I took a walk along the bay to think it over, and by the time I was finished I was at the Salt Piers where Orban has his gun shop and armory complex. I found him in the big garage, smoking his pipe and watching a bunch of his burly, tattooed henchmen use a chain hoist to lower a massive steel plate into an Escalade, presumably to keep the dumbasses who would eventually ride in the back seat from shooting the driver by accident.

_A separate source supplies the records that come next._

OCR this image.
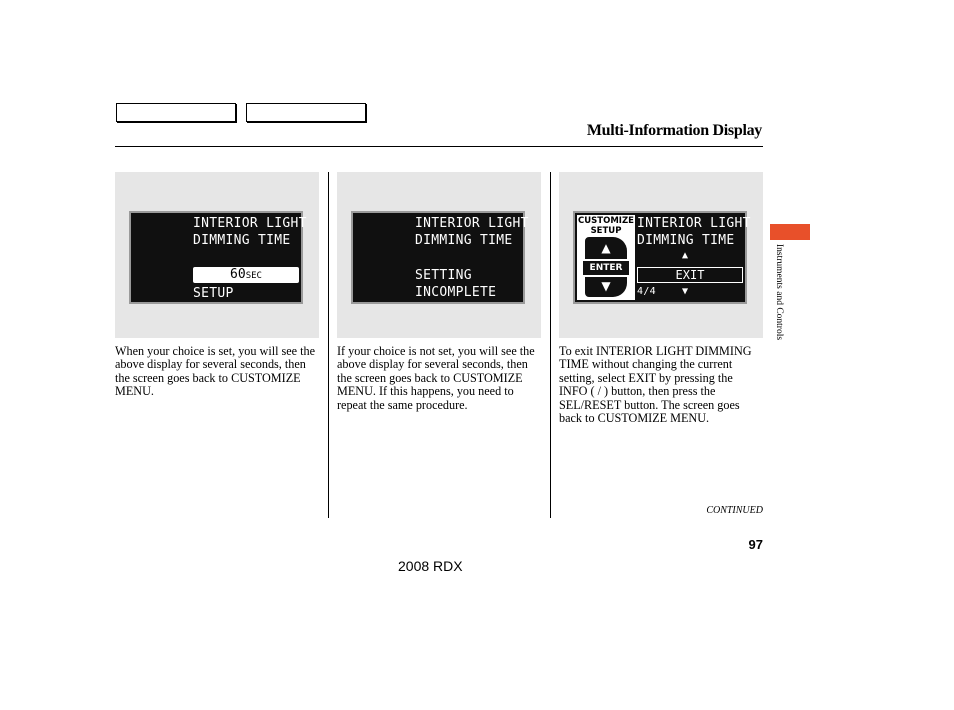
Multi-Information Display
Instruments and Controls
INTERIOR LIGHT
DIMMING TIME
60SEC
SETUP
INTERIOR LIGHT
DIMMING TIME
SETTING
INCOMPLETE
CUSTOMIZE
SETUP
▲
ENTER
▼
INTERIOR LIGHT
DIMMING TIME
▲
EXIT
4/4	▼
When your choice is set, you will see the above display for several seconds, then the screen goes back to CUSTOMIZE MENU.
If your choice is not set, you will see the above display for several seconds, then the screen goes back to CUSTOMIZE MENU. If this happens, you need to repeat the same procedure.
To exit INTERIOR LIGHT DIMMING TIME without changing the current setting, select EXIT by pressing the INFO ( / ) button, then press the SEL/RESET button. The screen goes back to CUSTOMIZE MENU.
CONTINUED
97
2008 RDX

Orban cocked a shaggy eyebrow at me. “What do you want, Dollar?” he growled in that mouth-full-of-rocks accent he’s never shaken in all these years. “You come to pay me finally for warehousing your piece of shit candy car?” Orban’s not a big guy, but there’s something about him that makes me very glad we get along.
“Let’s talk,” I said.
Over a glass of the poisonous red wine Orban favors, I made my pitch about the Matador. That bristling brow climbed up again. He knew how I felt about my car. “Tell you what,” he said. “I give you ten for it—”
“Ten!” I was so upset I spilled Bull’s Blood in my lap. “It’s worth twice that! More!”